Ihr müsst wissen, Drachen können älter werden als ihr euch es vorstellen könnt.
Ihr Leben zählt man nicht mit den Lebensalter der Menschen, nein man zählt es nach den Jahrtausenden.
Mit dem Alter wächst die Macht der Drachen, doch schon lange war kein neuer Drache geboren worden. Die Bewohner des Dorfes hatten auch schon lange keinen Drachen mehr gesehen, aber ihre Macht war spürbar zu jeder Zeit. Doch die Zweifel wuchsen und schliesslich eines Tages erlagen die Dorfbewohner den Stimmen, welche immer davon sprachen, dass nie Drachen das Dorf beschützt hätten. Die Drachen spürten diese Entwicklung und wurden traurig. Sie versammelten sich alle und flogen zum Dorf.
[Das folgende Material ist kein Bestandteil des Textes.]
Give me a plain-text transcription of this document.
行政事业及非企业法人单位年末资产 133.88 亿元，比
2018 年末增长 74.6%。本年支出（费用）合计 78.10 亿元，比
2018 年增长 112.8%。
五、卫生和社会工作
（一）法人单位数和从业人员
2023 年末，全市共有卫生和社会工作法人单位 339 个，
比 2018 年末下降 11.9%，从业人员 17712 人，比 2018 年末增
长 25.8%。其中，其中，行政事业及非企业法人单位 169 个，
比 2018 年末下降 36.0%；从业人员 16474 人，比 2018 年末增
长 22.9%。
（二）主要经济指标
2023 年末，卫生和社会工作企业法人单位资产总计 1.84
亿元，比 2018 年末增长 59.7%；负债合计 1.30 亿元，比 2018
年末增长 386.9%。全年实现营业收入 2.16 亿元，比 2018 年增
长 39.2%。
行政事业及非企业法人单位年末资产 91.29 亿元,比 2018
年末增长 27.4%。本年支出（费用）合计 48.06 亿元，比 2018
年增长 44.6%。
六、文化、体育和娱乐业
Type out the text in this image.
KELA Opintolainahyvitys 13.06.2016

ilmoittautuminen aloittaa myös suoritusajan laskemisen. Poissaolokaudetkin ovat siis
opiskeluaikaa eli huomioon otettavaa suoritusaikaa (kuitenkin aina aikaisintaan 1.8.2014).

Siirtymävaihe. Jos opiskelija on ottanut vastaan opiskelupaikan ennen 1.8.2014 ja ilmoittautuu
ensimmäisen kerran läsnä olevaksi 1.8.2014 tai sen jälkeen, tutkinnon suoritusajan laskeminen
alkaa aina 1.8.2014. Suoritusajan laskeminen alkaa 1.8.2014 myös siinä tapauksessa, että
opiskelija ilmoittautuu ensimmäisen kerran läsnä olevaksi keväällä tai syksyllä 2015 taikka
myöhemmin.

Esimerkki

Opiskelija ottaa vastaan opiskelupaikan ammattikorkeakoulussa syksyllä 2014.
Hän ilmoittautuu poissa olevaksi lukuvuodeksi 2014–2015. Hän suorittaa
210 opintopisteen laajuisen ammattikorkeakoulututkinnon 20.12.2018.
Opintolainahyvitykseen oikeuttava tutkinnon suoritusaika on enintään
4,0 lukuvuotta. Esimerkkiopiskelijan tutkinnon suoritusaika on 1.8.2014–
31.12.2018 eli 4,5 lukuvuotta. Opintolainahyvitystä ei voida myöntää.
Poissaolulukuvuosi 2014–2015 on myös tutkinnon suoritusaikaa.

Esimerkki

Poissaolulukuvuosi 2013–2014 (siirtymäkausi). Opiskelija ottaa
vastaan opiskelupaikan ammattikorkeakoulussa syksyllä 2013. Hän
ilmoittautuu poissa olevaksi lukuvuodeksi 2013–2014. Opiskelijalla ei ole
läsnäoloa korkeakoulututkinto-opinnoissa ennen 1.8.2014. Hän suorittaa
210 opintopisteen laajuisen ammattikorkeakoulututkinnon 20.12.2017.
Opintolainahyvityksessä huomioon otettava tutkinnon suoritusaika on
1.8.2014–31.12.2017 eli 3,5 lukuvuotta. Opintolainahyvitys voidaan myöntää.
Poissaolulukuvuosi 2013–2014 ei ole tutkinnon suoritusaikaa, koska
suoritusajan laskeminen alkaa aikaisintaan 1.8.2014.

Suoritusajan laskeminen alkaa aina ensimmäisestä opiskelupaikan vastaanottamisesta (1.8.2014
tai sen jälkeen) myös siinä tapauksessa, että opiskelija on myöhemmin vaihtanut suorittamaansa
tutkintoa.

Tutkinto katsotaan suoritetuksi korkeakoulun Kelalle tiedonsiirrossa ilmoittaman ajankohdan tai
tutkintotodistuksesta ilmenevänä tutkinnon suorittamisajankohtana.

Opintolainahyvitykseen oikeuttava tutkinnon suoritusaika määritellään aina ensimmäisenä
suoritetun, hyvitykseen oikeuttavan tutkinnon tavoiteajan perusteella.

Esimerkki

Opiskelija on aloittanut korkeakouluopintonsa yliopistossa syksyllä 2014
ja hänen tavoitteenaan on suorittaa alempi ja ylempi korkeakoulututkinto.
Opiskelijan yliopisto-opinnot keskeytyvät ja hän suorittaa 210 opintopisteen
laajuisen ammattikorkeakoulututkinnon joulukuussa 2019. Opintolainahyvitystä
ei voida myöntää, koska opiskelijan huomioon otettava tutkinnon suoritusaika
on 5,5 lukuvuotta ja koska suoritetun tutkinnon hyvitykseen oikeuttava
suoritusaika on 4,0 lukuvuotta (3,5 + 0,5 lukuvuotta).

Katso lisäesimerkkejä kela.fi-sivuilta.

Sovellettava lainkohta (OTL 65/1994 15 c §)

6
Groß war der Schreck der Bewohner als die großen Schwingen der Drache die Sonne verdunkelten. Dumpf grollte die Stimme des ältesten Drachen über das Dorf.
"Lang haben wir euch beschützt und nun wendet ihr euch ab. So sei es! Wir werden diese Berge verlassen, wir werden dieses Land verlassen auf das niemand uns finden möge. Ab dem heutigen Tage steht dieses Dorf nicht mehr unter unserem Schutz."
Mit diesen Worten flogen sie davon und waren nie wieder gesehen.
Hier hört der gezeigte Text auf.